I have been bringing up an application on nRF54L15-DK, and about 50% of the time it hardfaults on initialization. I tracked down the cause to a branch to address 0, caused by stack corruption to the return PC.
I can't get it to crash on sample code, but the root cause is there there on any nRF54 build including MPSL.
Here are the steps:
- Select any Bluetooth sample, I'm using peripheral_hids_keyboard.
- Build for nrf54l15dk/nrf54l15/cpuapp
- Load onto target and attach a debugger.
- Breakpoint on mpsl_lib_init_sys
- Observe that the call stack shows it's being called in PRE_KERNEL_1 init level, which from Zephyr docs says "uses the interrupt stack"
- Observe that the SP register is within the z_interrupt_stack range, confirming it's using interrupt stack
- Observe that the core is currently using PSP, and MSP is still at the top of the interrupt stack. The "background" stack and interrupt stack overlap, in other words.
- Within mpsl_lib_init_sys, it's connecting several interrupt handlers, including mpsl_rtc0_isr_wrapper (IRQ 229)
- Observe that NVIC_ISER7 is 0x00000020, so IRQ 229 is already enabled.
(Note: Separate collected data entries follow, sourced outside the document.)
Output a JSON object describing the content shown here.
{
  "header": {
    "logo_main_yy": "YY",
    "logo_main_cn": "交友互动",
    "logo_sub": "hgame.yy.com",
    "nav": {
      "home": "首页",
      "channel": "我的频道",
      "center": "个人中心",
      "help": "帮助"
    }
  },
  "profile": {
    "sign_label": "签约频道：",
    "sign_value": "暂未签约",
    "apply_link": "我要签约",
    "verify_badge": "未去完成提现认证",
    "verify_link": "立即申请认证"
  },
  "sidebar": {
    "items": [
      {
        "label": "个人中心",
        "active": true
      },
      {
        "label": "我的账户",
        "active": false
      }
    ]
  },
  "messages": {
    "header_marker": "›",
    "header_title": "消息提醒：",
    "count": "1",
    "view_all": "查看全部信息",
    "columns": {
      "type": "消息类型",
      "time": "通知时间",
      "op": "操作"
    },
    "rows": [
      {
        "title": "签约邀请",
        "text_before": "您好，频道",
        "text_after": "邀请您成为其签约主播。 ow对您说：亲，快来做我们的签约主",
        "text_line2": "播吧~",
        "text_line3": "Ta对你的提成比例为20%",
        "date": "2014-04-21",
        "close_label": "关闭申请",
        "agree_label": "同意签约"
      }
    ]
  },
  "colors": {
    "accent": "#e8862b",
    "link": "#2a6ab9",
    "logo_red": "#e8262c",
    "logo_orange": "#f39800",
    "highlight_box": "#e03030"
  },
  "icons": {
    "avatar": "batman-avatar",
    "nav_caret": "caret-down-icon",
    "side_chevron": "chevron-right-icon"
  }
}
This happens earlier in mpsl_init, no source available.
So at this point, IRQ 229 is enabled with the mpsl_rtc0_isr_wrapper handler registered. When it occurs, it will use MSP, and clobber the current contents of the PSP stack used in the background. You're unlikely to see the interrupt occur in the example, but that's what's happening in my application some of the time.
There are other interrupts enabled by mpsl_init, as shown in NVIC_ISERn. Any of them has the potential to cause stack corruption.
I'm not familiar enough with the Zephyr init sequence or MPSL dependencies, but seems like this init is happening too early - interrupts cannot be enabled while the background is still sharing the interrupt stack. Perhaps the intent was that interrupts are globally disabled during the PRE_KERNEL init stages, but it is unmasked.